The steroid secretion of Leydig cell tumors varies. Serum testosterone levels are usually elevated; however, serum estradiol levels may also be increased, especially when feminization is evident.
Urine and serum endocrinological tests such as urine ketosteroids, plasma cortisol, or the dexamethasone suppression test may help differentiate Leydig cell tumors from other adrenocortical disorders. Leydig cell tumor endocrine function is independent of the hypothalamus-pituitary-gonadal hormonal axis and should not demonstrate a response to adrenocorticotropic hormone stimulation or dexamethasone suppression.
See the list below:
Scrotal ultrasonography is typically performed to confirm the diagnosis, especially in patients in whom the physical examination findings are equivocal. [1, 2]
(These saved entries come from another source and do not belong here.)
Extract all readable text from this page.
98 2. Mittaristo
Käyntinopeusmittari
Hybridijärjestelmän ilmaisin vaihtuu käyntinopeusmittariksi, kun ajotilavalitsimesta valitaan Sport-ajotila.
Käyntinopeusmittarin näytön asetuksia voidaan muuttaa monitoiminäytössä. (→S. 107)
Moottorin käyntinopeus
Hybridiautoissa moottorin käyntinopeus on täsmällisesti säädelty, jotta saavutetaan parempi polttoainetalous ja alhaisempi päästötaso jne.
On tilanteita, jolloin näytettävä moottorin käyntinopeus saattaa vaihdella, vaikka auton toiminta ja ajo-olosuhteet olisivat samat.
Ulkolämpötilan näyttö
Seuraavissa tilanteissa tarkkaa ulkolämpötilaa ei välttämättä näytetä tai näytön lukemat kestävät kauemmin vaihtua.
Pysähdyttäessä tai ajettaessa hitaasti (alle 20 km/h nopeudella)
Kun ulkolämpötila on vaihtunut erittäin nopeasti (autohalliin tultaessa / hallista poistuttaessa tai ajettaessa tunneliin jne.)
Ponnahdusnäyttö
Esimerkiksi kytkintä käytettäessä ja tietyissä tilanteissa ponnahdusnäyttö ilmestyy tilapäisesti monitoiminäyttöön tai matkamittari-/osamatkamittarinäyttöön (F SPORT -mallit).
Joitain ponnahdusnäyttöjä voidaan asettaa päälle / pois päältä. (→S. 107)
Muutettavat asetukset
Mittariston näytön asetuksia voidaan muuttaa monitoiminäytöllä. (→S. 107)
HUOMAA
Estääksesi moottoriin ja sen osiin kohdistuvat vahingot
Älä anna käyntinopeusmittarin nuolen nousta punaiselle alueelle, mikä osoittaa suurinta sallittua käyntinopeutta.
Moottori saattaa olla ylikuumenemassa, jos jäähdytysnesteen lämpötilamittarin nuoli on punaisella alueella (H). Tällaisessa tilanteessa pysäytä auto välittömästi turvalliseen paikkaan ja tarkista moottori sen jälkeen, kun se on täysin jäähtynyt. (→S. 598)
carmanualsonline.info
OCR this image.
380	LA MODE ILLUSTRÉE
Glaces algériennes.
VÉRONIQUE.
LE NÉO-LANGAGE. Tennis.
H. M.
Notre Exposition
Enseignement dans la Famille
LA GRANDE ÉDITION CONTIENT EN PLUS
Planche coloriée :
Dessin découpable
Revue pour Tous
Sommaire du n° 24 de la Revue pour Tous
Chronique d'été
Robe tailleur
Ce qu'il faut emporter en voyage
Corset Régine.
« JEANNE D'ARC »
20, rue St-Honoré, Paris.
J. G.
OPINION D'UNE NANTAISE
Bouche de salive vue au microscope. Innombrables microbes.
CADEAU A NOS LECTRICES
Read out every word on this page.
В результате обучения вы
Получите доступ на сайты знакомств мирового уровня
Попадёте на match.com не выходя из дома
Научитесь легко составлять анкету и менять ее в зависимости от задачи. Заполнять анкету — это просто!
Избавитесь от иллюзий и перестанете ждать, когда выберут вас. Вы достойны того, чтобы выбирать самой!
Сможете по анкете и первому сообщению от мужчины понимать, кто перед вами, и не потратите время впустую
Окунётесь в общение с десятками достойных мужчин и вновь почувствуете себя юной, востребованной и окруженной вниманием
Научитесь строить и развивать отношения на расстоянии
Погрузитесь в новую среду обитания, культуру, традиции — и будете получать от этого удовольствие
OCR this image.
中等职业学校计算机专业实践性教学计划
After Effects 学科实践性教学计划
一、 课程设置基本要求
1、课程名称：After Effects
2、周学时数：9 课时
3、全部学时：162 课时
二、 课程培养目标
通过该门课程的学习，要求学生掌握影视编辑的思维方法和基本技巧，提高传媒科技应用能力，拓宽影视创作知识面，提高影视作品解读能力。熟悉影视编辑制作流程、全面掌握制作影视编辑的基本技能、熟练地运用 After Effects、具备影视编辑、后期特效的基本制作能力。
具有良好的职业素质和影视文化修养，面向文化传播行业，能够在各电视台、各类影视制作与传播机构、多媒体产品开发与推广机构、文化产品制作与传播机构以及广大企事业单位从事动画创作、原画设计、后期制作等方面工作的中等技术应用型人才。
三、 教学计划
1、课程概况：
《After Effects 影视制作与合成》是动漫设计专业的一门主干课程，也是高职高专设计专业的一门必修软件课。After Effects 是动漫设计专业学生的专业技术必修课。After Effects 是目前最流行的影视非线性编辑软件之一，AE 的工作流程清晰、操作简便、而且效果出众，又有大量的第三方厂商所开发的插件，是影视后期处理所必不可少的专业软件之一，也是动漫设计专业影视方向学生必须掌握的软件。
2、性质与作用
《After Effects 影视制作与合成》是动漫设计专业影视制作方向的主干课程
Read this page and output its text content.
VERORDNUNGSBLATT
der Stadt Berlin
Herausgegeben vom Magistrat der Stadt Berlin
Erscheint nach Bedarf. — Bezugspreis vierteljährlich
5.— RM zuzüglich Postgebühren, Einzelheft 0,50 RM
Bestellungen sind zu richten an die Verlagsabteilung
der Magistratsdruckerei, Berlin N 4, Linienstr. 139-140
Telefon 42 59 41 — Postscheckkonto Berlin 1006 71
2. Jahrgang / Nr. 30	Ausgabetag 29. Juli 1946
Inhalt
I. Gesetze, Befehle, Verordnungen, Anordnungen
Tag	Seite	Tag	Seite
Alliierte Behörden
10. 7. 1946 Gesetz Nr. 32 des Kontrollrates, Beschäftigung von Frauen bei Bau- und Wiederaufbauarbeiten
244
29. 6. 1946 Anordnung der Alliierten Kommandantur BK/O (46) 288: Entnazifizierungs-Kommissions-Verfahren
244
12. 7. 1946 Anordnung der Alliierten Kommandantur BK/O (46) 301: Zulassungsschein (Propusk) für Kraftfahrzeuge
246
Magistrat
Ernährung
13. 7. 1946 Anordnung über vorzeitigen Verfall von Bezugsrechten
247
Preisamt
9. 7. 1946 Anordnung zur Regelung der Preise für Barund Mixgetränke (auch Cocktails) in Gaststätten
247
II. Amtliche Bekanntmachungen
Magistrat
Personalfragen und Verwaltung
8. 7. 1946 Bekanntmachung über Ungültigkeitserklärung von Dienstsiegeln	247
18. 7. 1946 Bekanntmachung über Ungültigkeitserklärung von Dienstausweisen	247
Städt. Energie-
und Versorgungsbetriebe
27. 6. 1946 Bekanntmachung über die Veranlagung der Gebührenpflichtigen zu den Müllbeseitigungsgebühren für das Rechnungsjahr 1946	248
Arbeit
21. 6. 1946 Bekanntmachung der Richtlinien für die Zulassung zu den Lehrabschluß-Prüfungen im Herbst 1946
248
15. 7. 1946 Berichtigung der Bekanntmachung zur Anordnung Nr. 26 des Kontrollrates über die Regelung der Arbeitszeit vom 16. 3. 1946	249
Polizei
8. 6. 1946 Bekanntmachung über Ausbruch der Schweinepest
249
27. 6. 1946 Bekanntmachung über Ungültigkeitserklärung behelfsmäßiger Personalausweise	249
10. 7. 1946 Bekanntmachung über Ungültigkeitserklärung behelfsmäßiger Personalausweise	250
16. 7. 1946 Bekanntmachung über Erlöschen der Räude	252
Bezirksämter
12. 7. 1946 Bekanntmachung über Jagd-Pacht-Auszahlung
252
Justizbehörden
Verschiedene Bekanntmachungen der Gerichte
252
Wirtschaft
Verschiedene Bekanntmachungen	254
MRI can reveal small nonpalpable Leydig cell tumors not otherwise visible on sonograms.
CT scanning of the abdomen and chest radiography are indicated if malignancy is suspected.
Macroscopically, Leydig cell tumors present as well-circumscribed, yellow to brown masses within the testicle.
Microscopically, these tumors are composed of large, closely packed cells with eosinophilic cytoplasm, bland nuclei, and small nucleoli (see image below). Reinke crystals are pale-staining, cylindrical, rectangular, or rhomboid inclusions that are pathognomonic for Leydig cell tumors and are found in up to 30% of patients with such tumors. Microscopic features such as necrosis, marked pleomorphism, lymphovascular invasion, increased mitotic activity, and DNA aneuploidy are more consistent with a malignant variant.